Ella se adentró en la habitación lentamente y cerró la puerta detrás de su espalda. Cuando esta hizo el click, Penélope dio pequeños pasos hacia la cama y corrió el último tramo para caer de costado sobre el colchón. Se metió dentro de las sábanas sin pedir permiso y yo las levanté para verla sentada en posición india. “Metete conmigo.” Rogó y lo hice, pasé la tela por encima de mi cabeza para quedarme en la oscuridad con ella. Pasaron un par de minutos hasta que me acostumbré a verla en las penumbras. “¿Qué pasa?” Pregunté.
“Gracias.” Dijo ella. No sé si se refería a lo de Donovan o a lo de Brandon, no sé si se refería a que me había quedado en el club, o a haber ido con ella a su viaje de fin de semana, pero de igual manera respondí, “de nada.”
Ella me miró intensamente, con sus ojos marrones profundos, esperando algo, como no sabía qué era lo que quería, sólo la contemplé morderse el labio inferior.
Sentía muchas cosas cuando estaba con Penélope y el resto de los otros integrantes, pero sentí más cuando estuvimos una vez más en una de nuestras carpas improvisadas, sólo nos faltaba una linterna, una revista y que ella me comentara cosas de las imágenes para ser completamente transportado trece años atrás.
Sentía una mezcla profunda y compleja de emociones por Penélope. En la infancia, ella había sido un ancla en mi vida, después, se había convertido en un recuerdo constante de la inocencia y primeras experiencias. Penélope representaba una mezcla de nostalgia y deseo, deseo de volver a esos años, de volver a sentirme unido con alguien de una manera profunda. No sé por qué sólo había sentido eso con ella. Una parte de mí me decía que era porque yo estaba atrofiado, ella me había atrofiado. Me había proporcionado una relación que iba a ser imposible de igualar, no importaba cuántas veces lo intentara en los años siguientes.

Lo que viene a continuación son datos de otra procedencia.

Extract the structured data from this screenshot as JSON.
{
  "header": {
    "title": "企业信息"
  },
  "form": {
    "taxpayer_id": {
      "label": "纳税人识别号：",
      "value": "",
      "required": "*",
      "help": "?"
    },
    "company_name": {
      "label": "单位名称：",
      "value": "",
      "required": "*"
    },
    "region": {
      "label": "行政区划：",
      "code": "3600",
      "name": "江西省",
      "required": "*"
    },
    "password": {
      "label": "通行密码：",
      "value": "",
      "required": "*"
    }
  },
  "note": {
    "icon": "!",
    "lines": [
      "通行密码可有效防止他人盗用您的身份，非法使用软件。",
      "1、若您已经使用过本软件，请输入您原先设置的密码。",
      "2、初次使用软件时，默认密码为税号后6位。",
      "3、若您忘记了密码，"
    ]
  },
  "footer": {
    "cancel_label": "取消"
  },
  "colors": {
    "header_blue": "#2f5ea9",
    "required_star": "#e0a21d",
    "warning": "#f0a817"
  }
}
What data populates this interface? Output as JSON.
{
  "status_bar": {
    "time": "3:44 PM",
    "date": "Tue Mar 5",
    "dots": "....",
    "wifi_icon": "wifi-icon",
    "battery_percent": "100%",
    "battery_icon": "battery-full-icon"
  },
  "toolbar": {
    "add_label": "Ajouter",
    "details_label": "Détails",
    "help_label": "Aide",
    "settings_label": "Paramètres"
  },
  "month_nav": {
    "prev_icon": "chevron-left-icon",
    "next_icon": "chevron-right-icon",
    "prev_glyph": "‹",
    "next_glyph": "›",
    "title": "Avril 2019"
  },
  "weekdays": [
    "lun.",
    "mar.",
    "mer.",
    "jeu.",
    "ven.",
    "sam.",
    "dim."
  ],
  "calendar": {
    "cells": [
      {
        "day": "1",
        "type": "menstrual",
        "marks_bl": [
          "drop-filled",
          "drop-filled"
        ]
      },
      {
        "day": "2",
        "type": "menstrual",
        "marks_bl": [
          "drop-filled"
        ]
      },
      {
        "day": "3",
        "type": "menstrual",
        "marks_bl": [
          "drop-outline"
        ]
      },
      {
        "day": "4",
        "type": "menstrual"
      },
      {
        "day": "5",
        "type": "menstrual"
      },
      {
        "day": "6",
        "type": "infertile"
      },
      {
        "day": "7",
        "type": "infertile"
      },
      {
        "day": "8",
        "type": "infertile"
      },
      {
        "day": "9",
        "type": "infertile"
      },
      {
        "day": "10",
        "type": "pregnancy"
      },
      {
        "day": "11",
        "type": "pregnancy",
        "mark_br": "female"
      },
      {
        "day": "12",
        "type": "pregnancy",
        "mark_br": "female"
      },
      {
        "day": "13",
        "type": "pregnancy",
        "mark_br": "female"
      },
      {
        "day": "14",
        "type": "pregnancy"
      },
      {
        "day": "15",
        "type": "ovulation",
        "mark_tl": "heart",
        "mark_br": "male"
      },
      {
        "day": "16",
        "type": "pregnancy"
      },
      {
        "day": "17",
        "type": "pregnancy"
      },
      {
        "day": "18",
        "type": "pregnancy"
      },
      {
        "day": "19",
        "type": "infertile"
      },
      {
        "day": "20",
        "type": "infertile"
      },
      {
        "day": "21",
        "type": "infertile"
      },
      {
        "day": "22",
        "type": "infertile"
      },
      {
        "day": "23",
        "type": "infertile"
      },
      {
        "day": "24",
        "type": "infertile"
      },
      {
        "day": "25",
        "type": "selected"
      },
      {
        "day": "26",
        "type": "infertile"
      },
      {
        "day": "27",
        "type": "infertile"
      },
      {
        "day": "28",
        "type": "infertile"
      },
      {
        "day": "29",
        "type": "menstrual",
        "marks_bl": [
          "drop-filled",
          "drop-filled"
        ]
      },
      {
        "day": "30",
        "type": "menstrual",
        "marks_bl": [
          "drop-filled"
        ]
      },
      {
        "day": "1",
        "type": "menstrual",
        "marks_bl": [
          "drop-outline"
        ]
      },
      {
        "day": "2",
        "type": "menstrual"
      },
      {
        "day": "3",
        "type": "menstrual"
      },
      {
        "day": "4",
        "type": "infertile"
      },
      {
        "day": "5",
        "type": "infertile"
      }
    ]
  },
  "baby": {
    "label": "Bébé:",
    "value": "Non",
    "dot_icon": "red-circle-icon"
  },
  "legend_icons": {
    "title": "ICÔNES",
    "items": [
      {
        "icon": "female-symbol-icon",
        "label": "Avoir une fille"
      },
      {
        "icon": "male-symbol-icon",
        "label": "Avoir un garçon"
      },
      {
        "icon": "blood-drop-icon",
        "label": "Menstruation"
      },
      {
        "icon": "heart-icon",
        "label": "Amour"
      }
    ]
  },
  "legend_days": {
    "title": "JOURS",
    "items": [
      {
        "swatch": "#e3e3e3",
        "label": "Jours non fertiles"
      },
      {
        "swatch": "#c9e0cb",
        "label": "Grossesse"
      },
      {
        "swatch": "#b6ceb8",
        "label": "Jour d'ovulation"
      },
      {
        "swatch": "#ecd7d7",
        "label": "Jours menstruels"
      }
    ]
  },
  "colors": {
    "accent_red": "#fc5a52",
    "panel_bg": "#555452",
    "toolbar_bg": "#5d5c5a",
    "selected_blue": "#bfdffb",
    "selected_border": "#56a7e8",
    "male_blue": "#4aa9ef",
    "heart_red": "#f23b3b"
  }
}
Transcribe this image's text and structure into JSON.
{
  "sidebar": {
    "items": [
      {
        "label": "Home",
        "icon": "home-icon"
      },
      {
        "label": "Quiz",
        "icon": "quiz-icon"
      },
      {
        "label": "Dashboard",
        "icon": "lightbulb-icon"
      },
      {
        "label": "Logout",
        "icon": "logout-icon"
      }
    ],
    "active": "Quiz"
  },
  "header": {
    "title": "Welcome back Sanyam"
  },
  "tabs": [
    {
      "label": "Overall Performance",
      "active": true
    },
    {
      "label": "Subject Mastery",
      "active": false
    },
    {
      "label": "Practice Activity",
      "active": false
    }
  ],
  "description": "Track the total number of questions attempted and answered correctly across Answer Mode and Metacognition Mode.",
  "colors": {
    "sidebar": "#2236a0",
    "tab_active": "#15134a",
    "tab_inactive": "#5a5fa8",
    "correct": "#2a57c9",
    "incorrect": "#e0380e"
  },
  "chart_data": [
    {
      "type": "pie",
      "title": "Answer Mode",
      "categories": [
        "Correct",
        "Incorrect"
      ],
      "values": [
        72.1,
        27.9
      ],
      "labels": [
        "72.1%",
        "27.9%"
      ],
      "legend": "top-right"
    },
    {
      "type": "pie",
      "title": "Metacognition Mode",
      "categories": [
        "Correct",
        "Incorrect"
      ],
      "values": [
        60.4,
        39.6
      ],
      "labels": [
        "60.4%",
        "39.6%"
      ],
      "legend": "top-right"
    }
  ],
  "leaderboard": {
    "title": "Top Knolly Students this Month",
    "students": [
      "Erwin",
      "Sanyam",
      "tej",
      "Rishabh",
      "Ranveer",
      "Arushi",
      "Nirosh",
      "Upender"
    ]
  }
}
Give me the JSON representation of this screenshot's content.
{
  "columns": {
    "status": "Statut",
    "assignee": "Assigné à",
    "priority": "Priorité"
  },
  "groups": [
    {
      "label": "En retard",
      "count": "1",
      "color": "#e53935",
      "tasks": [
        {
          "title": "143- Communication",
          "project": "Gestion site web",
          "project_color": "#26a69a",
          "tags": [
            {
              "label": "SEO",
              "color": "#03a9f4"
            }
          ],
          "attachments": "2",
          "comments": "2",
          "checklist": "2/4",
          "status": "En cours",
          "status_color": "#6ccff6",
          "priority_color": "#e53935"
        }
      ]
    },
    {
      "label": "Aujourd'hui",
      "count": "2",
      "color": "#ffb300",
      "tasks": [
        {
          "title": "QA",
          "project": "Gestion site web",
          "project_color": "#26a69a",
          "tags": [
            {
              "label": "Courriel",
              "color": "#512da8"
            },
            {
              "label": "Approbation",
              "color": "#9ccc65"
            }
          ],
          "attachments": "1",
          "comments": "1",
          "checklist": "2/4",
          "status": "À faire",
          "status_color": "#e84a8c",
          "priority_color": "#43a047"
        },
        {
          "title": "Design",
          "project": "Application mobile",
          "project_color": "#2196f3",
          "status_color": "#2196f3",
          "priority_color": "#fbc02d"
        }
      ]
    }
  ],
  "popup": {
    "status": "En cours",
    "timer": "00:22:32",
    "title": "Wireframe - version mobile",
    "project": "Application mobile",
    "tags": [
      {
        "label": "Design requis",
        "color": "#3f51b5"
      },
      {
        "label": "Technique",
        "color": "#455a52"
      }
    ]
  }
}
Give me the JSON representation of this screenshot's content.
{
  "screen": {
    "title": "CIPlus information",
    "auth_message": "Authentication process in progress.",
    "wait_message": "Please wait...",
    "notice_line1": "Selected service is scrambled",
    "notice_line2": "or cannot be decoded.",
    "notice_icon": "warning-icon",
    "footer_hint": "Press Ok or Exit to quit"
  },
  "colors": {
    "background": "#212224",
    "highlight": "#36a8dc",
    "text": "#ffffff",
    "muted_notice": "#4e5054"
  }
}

Estando con ella volví a sentir una seguridad y una calidez que rara vez experimentaba con otras personas. Penélope no me hacía sentir importante y visto, pero era algo que anhelaba profundamente. Tenerla debajo de las sábanas conmigo me hizo sentir que por primera vez había un dejo de esperanza. Volver a restaurar esa conexión era posible, ella no estaba tan lejos, no me había dejado por completo. No se había vuelto completamente inalcanzable.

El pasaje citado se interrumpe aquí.